Pertama, dahulu alat/sistem informasi dan komunikasi masih sangat sulit ditemukan sehingga sosialisasi atau kampanye vaksinasi menjadi sangat terhambat. Hal ini menimbulkan minimnya pengetahuan rakyat mengenai vaksinasi.

Dari minimya pengetahuan ini, masyarakat tentu sangat asing dengan adanya vaksinasi dan tentunya beranggapan bahwa vaksin itu berbahaya. Bahkan prasangka buruk pun tak terhindarkan lagi hingga pernah terjadi pemberontakan karena hal ini pada tahun 1820 di Banten.

Namun jika kita lihat pada konteks waktu saat ini, justru informasi dan komunikasi sangat mudah ditemukan dan bahkan kita sering menggunakannya hingga detik ini. Tentunya dengan adanya hal ini, arus informasi menjadi sangat lancar dan cepat.

Berbagai kajian dan sosialisasi kegiatan vaksinasi ini menjadi sangat mudah disebar kepada masyarakat melalui media sosial maupun alat elektronik lain. Berbagai upaya pemerintah Indonesia dilakukan agar rakyat bersedia untuk divaksin guna kesehatan bersama.

Walaupun arus informasi dikatakan lancar, namun hambatan nampaknya masih terus ada. Hambatan itu bisa berupa penyebaran hoaks atau informasi yang tidak valid sehingga menimbulkan keresahan sebagian masyarakat Indonesia.

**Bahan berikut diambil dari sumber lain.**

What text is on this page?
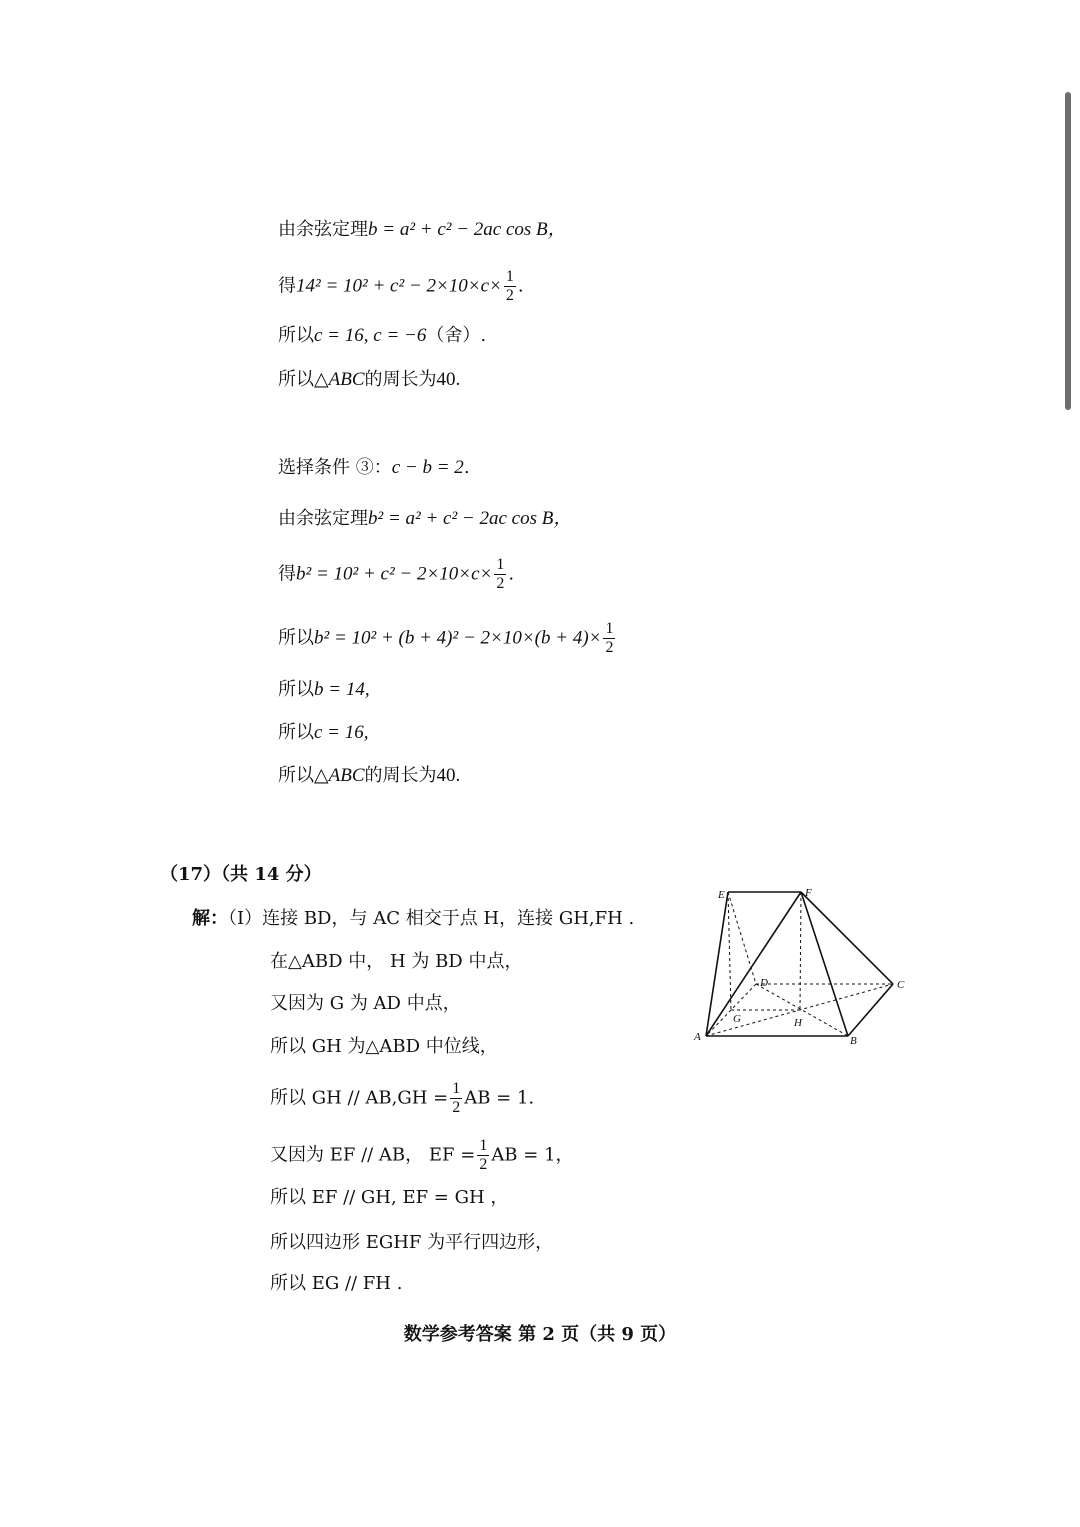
由余弦定理b = a² + c² − 2ac cos B，
得$14^2 = 10^2 + c^2 - 2\times 10\times c\times \frac{1}{2}$ .
所以c = 16, c = −6（舍）.
所以△ABC的周长为40.
选择条件 ③：c − b = 2.
由余弦定理b² = a² + c² − 2ac cos B，
得$b^2 = 10^2 + c^2 - 2\times 10\times c\times \frac{1}{2}$ .
所以$b^2 = 10^2 + (b + 4)^2 - 2\times 10\times(b + 4)\times \frac{1}{2}$
所以b = 14,
所以c = 16,
所以△ABC的周长为40.
（17）（共 14 分）
解：（Ⅰ）连接 BD，与 AC 相交于点 H，连接 GH,FH .
在△ABD 中， H 为 BD 中点，
又因为 G 为 AD 中点，
所以 GH 为△ABD 中位线，
所以 GH // $AB,GH = \frac{1}{2}$ AB = 1.
又因为 EF // AB， EF = $\frac{1}{2}$ AB = 1，
所以 EF // GH, EF = GH ，
所以四边形 EGHF 为平行四边形，
所以 EG // FH .
E	F
D	C
A
G	H
B
数学参考答案 第 2 页（共 9 页）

Contohnya seperti desas-desus adanya dampak mengerikan jika masyarakat melakukan vaksinasi. Dampak buruk ini kata sebagian masyarakat Indonesia, sangat mempengaruhi sistem kerja tubuh walaupun tidak dirasakan secara langsung, namun berjangka.

Selain itu, timbul banyak kecurigaan pula bahwa adanya vaksinasi ini dimanfaatkan oleh elit pengusaha untuk memperoleh banyak keuntungan finansial. Walaupun berita-berita tersebut kurang berdasar, akan tetapi justru masyarakat Indonesia banyak yang percaya.

Baca Juga: Empat Alasan Mengapa Perlu Juga DIbuka Vaksinasi Bebayar Lewat Swasta

Penyakit masyarakat Indonesia hingga saat ini yaitu gampang menerima informasi atau berita tanpa melakukan tabayyun terlebih dahulu. Hal ini sangat disayangkan ketika kita melihat juga perkembangan signifikan dari sistem/alat informasi dan komunikasi di Indonesia.

Hambatan lainnya adalah intrik politik yang masih memanas antara pemerintah dengan kaum oposisi. Terkait hal ini, pemerintah sebetulnya sudah menyangkal menyangkal kecurigaan kaum oposisi mengenai vaksin.

Bahkan presiden pun bersedia divaksin terlebih dahulu untuk membangun kepercayaan rakyat terhadap vaksinasi. Namun sebenar-benarnya pemerintah, akan tetap salah di mata kaum oposisi. Namun terkadang, kaum oposisi memang perlu ada di dalam sebuah birokrasi pemerintahan.